Shizuko entornó los ojos, sin comprender por qué le estaba hablando con las cuerdas vocales, teniendo la posibilidad de hacerlo con la mente, una forma de comunicación más completa, porque con ella podía transmitir no sólo ideas, sino también imágenes, recuerdos y sensaciones... tantas cosas para las que las palabras resultaban a menudo limitadas y poco precisas, y la razón por la cual los telépatas más poderosos encontraban tan pobre y tosco el lenguaje oral.

Sin embargo, debía acostumbrarse a utilizar sus cuerdas vocales, por lo que respondió, en voz alta:

—¿Quién podría sentirse bien en un cuerpo así?

—Yo mismo —respondió él—, aunque no siempre. A menudo necesito cambiar de forma para no sentirme asfixiado, y por eso puedo entender por lo que estás pasando.

—No puedes entenderlo —respondió ella, y su voz sonó fría y carente de sentimientos, no porque no los tuviera, sino porque aún no había aprendido a impregnar sus palabras con ellos, a modular el tono de voz para transmitir emociones con él—. Yo no soy como tú, Kirtash.

El sonrió. La primera vez que habían conversado, la noche anterior, ella no lo había llamado por su nombre, pese a que lo conocía muy bien. De otro mundo, otros tiempos. De un pasado mejor para todos.

—Pero somos parecidos, en cierta medida.

Shizuko contempló sus manos de nuevo, desolada.

—Han pasado muchas lunas y todavía no entiendo muy bien qué me ha sucedido —dijo—. ¿Por qué estoy así? ¿Qué se supone que debo hacer?

—Por eso he venido —respondió el joven—. Me han enviado para poneros en contacto con Idhún, con el resto de nuestra gente. Hay planes que deben llevarse a cabo, y tú y los tuyos sois parte de esos planes.

—¿Y te han enviado a ti? Eres un traidor, Kirtash. Sé lo que sucedió la noche del Triple Plenilunio. Mereces morir por todo lo que has hecho contra nosotros.

—Sin embargo, no has levantado la mano contra mí... Ziessel.

Ella tembló. De miedo, de ira... Christian no habría podido decirlo. Su bello rostro oriental seguía siendo pálido y frío como la más fina porcelana. La shek que habitaba en el interior de aquel cuerpo todavía no sabía cómo reflejar sus emociones en un semblante humano.

—No utilices esa expresión —le advirtió—. Y no me llames por ese nombre. Hace mucho que ya no soy esa persona.

—Posees el alma y la conciencia de Ziessel, la serpiente alada —prosiguió Christian, implacable—. Ziessel, la bella, la reina de los sheks. Pero has perdido tu verdadero cuerpo, ¿no es cierto?
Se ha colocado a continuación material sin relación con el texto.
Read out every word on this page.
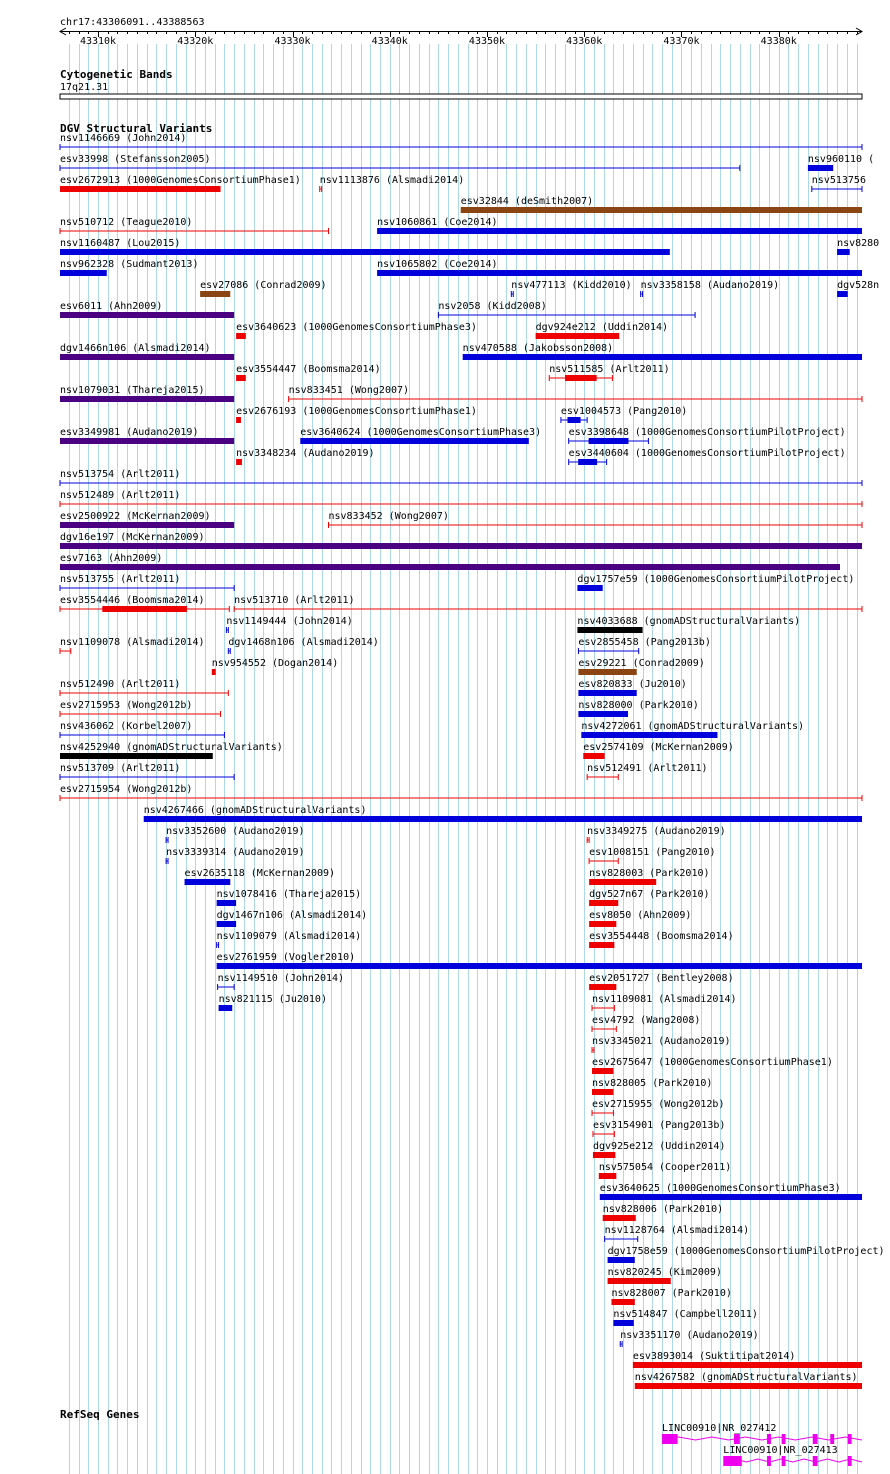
chr17:43306091..43388563
43310k	43320k	43330k	43340k	43350k	43360k	43370k	43380k
Cytogenetic Bands
17q21.31
DGV Structural Variants
nsv1146669 (John2014)
esv33998 (Stefansson2005)	nsv960110 (
esv2672913 (1000GenomesConsortiumPhase1) nsv1113876 (Alsmadi2014)
esv32844 (deSmith2007)
nsv510712 (Teague2010)	nsv1060861 (Coe2014)
nsv1160487 (Lou2015)
nsv513756
nsv962328 (Sudmant2013)
esv27086 (Conrad2009)
nsv1065802 (Coe2014)
esv6011 (Ahn2009)
esv3640623 (1000GenomesConsortiumPhase3)
nsv477113 (Kidd2010) nsv3358158 (Audano2019)
nsv8280
dgv1466n106 (Alsmadi2014)
esv3554447 (Boomsma2014)
nsv2058 (Kidd2008)
dgv528n
nsv1079031 (Thareja2015)
esv2676193 (1000GenomesConsortiumPhase1)
dgv924e212 (Uddin2014)
esv3349981 (Audano2019)
nsv3348234 (Audano2019)
nsv470588 (Jakobsson2008)
nsv513754 (Arlt2011)
nsv512489 (Arlt2011)
esv2500922 (McKernan2009)
nsv833451 (Wong2007)
dgv16e197 (McKernan2009)
esv7163 (Ahn2009)
nsv513755 (Arlt2011)
esv3640624 (1000GenomesConsortiumPhase3)
nsv511585 (Arlt2011)
esv3554446 (Boomsma2014)
nsv1149444 (John2014)
esv1004573 (Pang2010)
nsv1109078 (Alsmadi2014)
nsv954552 (Dogan2014)
esv3398648 (1000GenomesConsortiumPilotProject)
nsv512490 (Arlt2011)
nsv513710 (Arlt2011)
esv2715953 (Wong2012b)
dgv1468n106 (Alsmadi2014)
esv3440604 (1000GenomesConsortiumPilotProject)
nsv436062 (Korbel2007)
nsv833452 (Wong2007)
nsv4252940 (gnomADStructuralVariants)
dgv1757e59 (1000GenomesConsortiumPilotProject)
nsv513709 (Arlt2011)
nsv4033688 (gnomADStructuralVariants)
esv2715954 (Wong2012b)
nsv4267466 (gnomADStructuralVariants)
nsv3352600 (Audano2019)
esv2855458 (Pang2013b)
nsv3339314 (Audano2019)
esv29221 (Conrad2009)
esv2635118 (McKernan2009)
esv820833 (Ju2010)
nsv1078416 (Thareja2015)
nsv828000 (Park2010)
dgv1467n106 (Alsmadi2014)
nsv4272061 (gnomADStructuralVariants)
nsv1109079 (Alsmadi2014)
esv2574109 (McKernan2009)
esv2761959 (Vogler2010)
nsv1149510 (John2014)
nsv512491 (Arlt2011)
nsv821115 (Ju2010)
nsv3349275 (Audano2019)
esv1008151 (Pang2010)
nsv828003 (Park2010)
dgv527n67 (Park2010)
esv8050 (Ahn2009)
esv3554448 (Boomsma2014)
esv2051727 (Bentley2008)
nsv1109081 (Alsmadi2014)
esv4792 (Wang2008)
nsv3345021 (Audano2019)
esv2675647 (1000GenomesConsortiumPhase1)
nsv828005 (Park2010)
esv2715955 (Wong2012b)
esv3154901 (Pang2013b)
dgv925e212 (Uddin2014)
nsv575054 (Cooper2011)
esv3640625 (1000GenomesConsortiumPhase3)
nsv828006 (Park2010)
nsv1128764 (Alsmadi2014)
dgv1758e59 (1000GenomesConsortiumPilotProject)
nsv820245 (Kim2009)
nsv828007 (Park2010)
nsv514847 (Campbell2011)
nsv3351170 (Audano2019)
esv3893014 (Suktitipat2014)
nsv4267582 (gnomADStructuralVariants)
RefSeq Genes
LINC00910|NR_027412
LINC00910|NR_027413
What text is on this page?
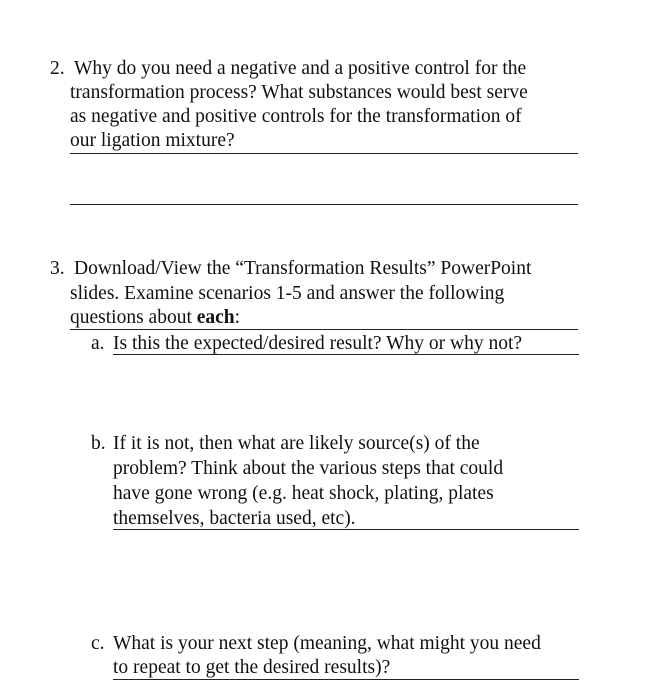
2. Why do you need a negative and a positive control for the
transformation process? What substances would best serve
as negative and positive controls for the transformation of
our ligation mixture?
3. Download/View the “Transformation Results” PowerPoint
slides. Examine scenarios 1-5 and answer the following
questions about each:
a. Is this the expected/desired result? Why or why not?
b. If it is not, then what are likely source(s) of the
problem? Think about the various steps that could
have gone wrong (e.g. heat shock, plating, plates
themselves, bacteria used, etc).
c. What is your next step (meaning, what might you need
to repeat to get the desired results)?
Estás atrapada en un cuerpo humano que encuentras opresivo y aborrecible.

»Por eso, por mucho que me desprecies por ser un traidor, no enviarás a tu gente contra mí. No lo harás, porque soy el único que puede explicarte qué te está pasando.

Shizuko cerró los ojos. Habría querido cerrar su mente a sus palabras, pero resultaba difícil, porque estas entraban en ella a través de sus oídos, y no de sus pensamientos.

En el pasado, los sheks no habían sabido muy bien cómo asimilar la existencia de Kirtash, un híbrido de shek y humano, el símbolo del pacto entre el rey de los sheks y el hechicero sangrecaliente que les había permitido regresar. Algunos lo habían considerado una repugnante rareza, un humano que pensaba como un shek. Otros lo habían encontrado interesante, y otros habían valorado en gran medida el sacrificio de la serpiente que debía lidiar con las limitaciones de un cuerpo humano para asegurar la supervivencia de la especie. Todos, sin excepción, comprendían, no obstante, que la creación del híbrido era necesaria para evitar el cumplimiento de la profecía de los Oráculos. Y, mientras Kirtash estuvo cumpliendo con su deber en el otro mundo, los sheks lo respetaron y valoraron su existencia y su trabajo.

Ziessel también había tenido una misión. Y la había llevado a cabo, con diligencia, con eficacia. Hasta que la Resistencia había regresado a Idhún y las cosas habían empezado a complicarse. Todavía recordaba cómo habían perdido Nurgon, cómo los renegados habían resucitado la fortaleza, cómo los sheks habían luchado con todas sus fuerzas para aplastarla de una vez por todas. Y tenían la victoria al alcance de la mano. ¿Cómo se había torcido todo?